Yeah, the Trump-Russia grand jury was formally announced, Martin “PharmaBro” Shkreli was convicted on three of eight counts against him and Michelle Carter, the teenager who texted her boyfriend encouragement for his suicide, was sentenced to 15 months’ incarceration.

But that’s just old news, continued. More important stories emerged last week, I think.

The Chris Christie-led panel issued an interim set of proposals Monday designed to fight the nation’s opioid crisis. Members unanimously urged the president to eliminate barriers to Medicaid coverage (which would mean keep the Affordable Care Act, not repeal it), make more naloxone available to more drug users, and to provide more training for doctors.  The panel also wants to expand “Good Samaritan” laws protecting those who report overdoses. The recommendations are everything the Trump Administration isn’t about.

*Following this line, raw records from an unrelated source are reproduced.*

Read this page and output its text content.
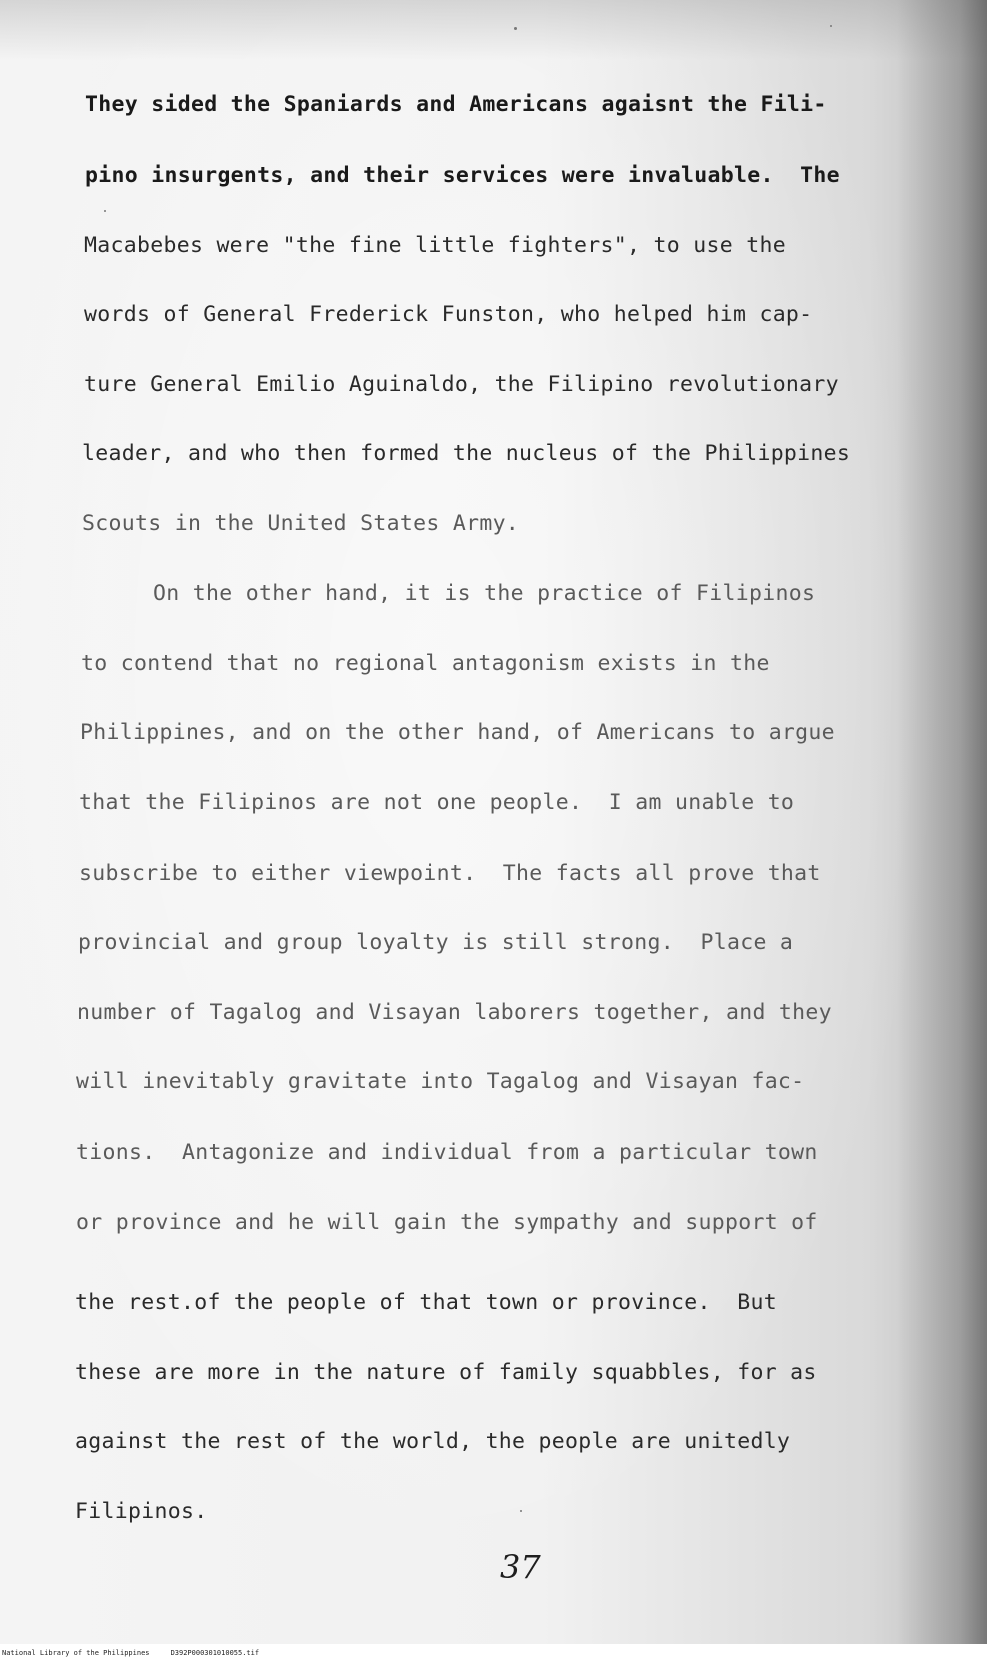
They sided the Spaniards and Americans agaisnt the Fili-
pino insurgents, and their services were invaluable.  The
Macabebes were "the fine little fighters", to use the
words of General Frederick Funston, who helped him cap-
ture General Emilio Aguinaldo, the Filipino revolutionary
leader, and who then formed the nucleus of the Philippines
Scouts in the United States Army.
On the other hand, it is the practice of Filipinos
to contend that no regional antagonism exists in the
Philippines, and on the other hand, of Americans to argue
that the Filipinos are not one people.  I am unable to
subscribe to either viewpoint.  The facts all prove that
provincial and group loyalty is still strong.  Place a
number of Tagalog and Visayan laborers together, and they
will inevitably gravitate into Tagalog and Visayan fac-
tions.  Antagonize and individual from a particular town
or province and he will gain the sympathy and support of
the rest.of the people of that town or province.  But
these are more in the nature of family squabbles, for as
against the rest of the world, the people are unitedly
Filipinos.
37
National Library of the Philippines     D392P000301010055.tif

Attorney General Jeff Sessions gets most of his policy ideas for the Department of Justice – policies like returning to mandatory minimum sentencing, resurrecting civil asset forfeiture – from the Task Force on Crime Reduction and Public Safety. The problem is that one knows exactly who’s on it.

More than half of the mayoral candidates in Detroit are ex-offenders. The mayoral primary, which will be held Tuesday, August 8th, will determine the two final candidates, regardless of party affiliation. It’s unlikely, but theoretically possible, that Detroit would have to choose between two candidates, each convicted of felonies, to lead the city.